Ben Gernon was at the helm of the BBC Philharmonic who proved to be colourfully responsive collaborators, equally adept at reaching into the audience’s imaginations with some superb ensemble and solo playing. The solo cello and vibraphone deserve special mention, but the wild complexity of Anna Clyne’s score had everyone playing at the top of their game. The huge audience ovation coaxed Jess Gillam into an encore: something which sounded folky, tenderly simple at first before bursting into unstoppable cascades of notes created by Jess’s tireless fingers.

Elgar’s Cockaigne Overture opened the concert on more familiar ground. It was a good choice to start a new season: a kaleidoscope of memorable tunes combining to paint a vivid picture of London, its monuments, people and traditions. The opening was full of perky rhythms and lively changes of direction, immediately creating an impression of energy and bustle, as of a street scene in the late-Victorian capital. And Ben Gernon was particularly good at the sudden change of pace which follows: the altogether grander theme which came to Elgar one day as he gazed up at the roof of the Guildhall and heard ‘an echo of some noble melody’. The BBC Phil really relished the overture’s ending too, as all the themes come together amid a dazzling sonic spectacle, complete with the RCH organ playing some tummy-wobbling pedal notes.

Ravel uses a very different orchestral palette in his Mother Goose Suite: no trumpets, no trombones – but lots of percussion instruments and harp.

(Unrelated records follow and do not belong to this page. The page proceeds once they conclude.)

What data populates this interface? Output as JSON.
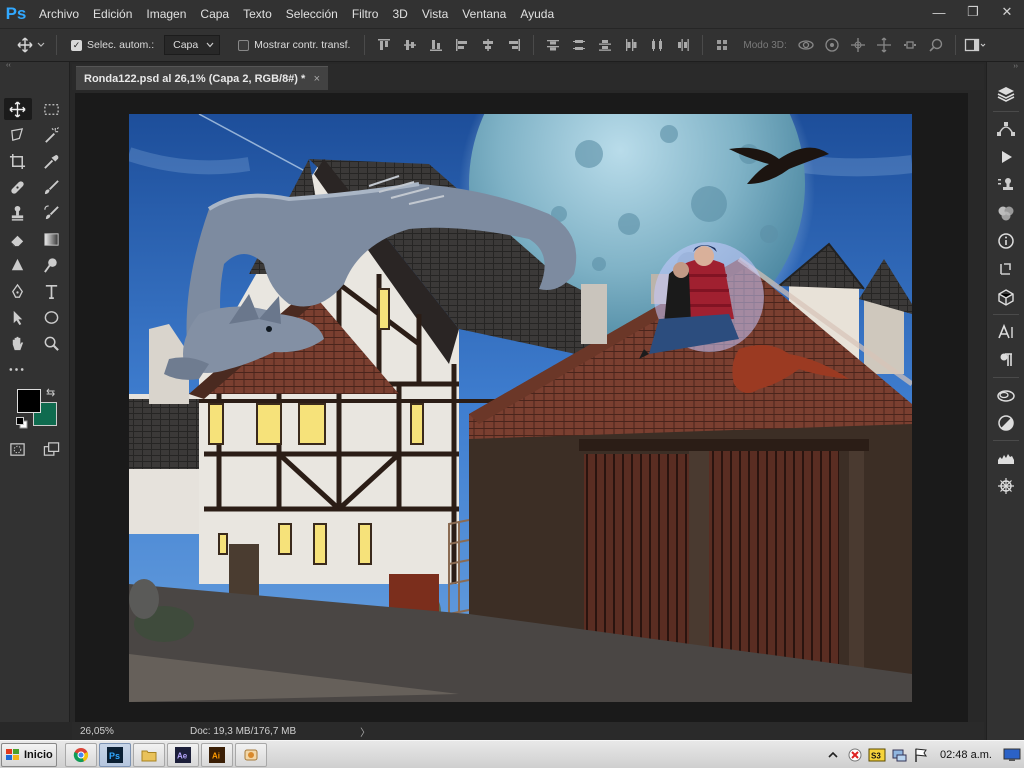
{
  "app": {
    "logo": "Ps"
  },
  "menu": [
    "Archivo",
    "Edición",
    "Imagen",
    "Capa",
    "Texto",
    "Selección",
    "Filtro",
    "3D",
    "Vista",
    "Ventana",
    "Ayuda"
  ],
  "window_controls": {
    "minimize": "—",
    "restore": "❐",
    "close": "✕"
  },
  "options": {
    "auto_select_checked": true,
    "auto_select_label": "Selec. autom.:",
    "auto_select_target": "Capa",
    "show_transform_checked": false,
    "show_transform_label": "Mostrar contr. transf.",
    "mode_3d_label": "Modo 3D:"
  },
  "document": {
    "tab_title": "Ronda122.psd al 26,1% (Capa 2, RGB/8#) *",
    "tab_close": "×",
    "zoom": "26,05%",
    "doc_info": "Doc: 19,3 MB/176,7 MB",
    "status_arrow": "〉"
  },
  "colors": {
    "foreground": "#000000",
    "background": "#0f6b4f",
    "accent": "#31a8ff"
  },
  "taskbar": {
    "start_label": "Inicio",
    "clock": "02:48 a.m."
  }
}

The BBC Phil created some ravishing sounds as they conjured up fairy stories such as Sleeping Beauty, Hop o’my Thumb and Beauty and the Beast. Perhaps the highlight was the movement evoking ‘Laideronette, Empress of the Pagodes’. This is Ravel at his most exotic, inspired by the Javanese gamelan orchestra he had first heard in his youth. The BBC Phil’s woodwind together with muted strings, harp and celeste produced an intensely magical opening which continued through the grand processional theme and the highly impressive gong strokes evocative of the tolling of temple bells.

The final work is one of the most famous in the entire classical repertoire: Beethoven’s 5th Symphony. Everyone has their own idea of how the opening of this mighty work ‘goes’: should it be strictly in line with the letter of the score or should it be overwhelming and monumental? Every conductor must feel pressure to stamp his own particular mark on the work. Ben Gernon’s approach was certainly distinctive. It may have driven the audience to huge cheers at the end but it was surely too fast, especially in the outer movements. It’s an approach which would have worked better with a small ensemble on period instruments, but too much of this performance sounded rushed, with detail occasionally blurred. After the over-driven first movement, the warm, slow dance of the second came as something of a relief. The scherzo was eerily tense and its transition to the finale handled with an impressive sense of tension. The finale must have been one of the fastest ever attempted. It did, however, have an infectious confidence which, crowned with relentlessly hammered final chords, brought the concert to a decisive conclusion. Appetites will certainly have been whetted for another season of premier league music-making.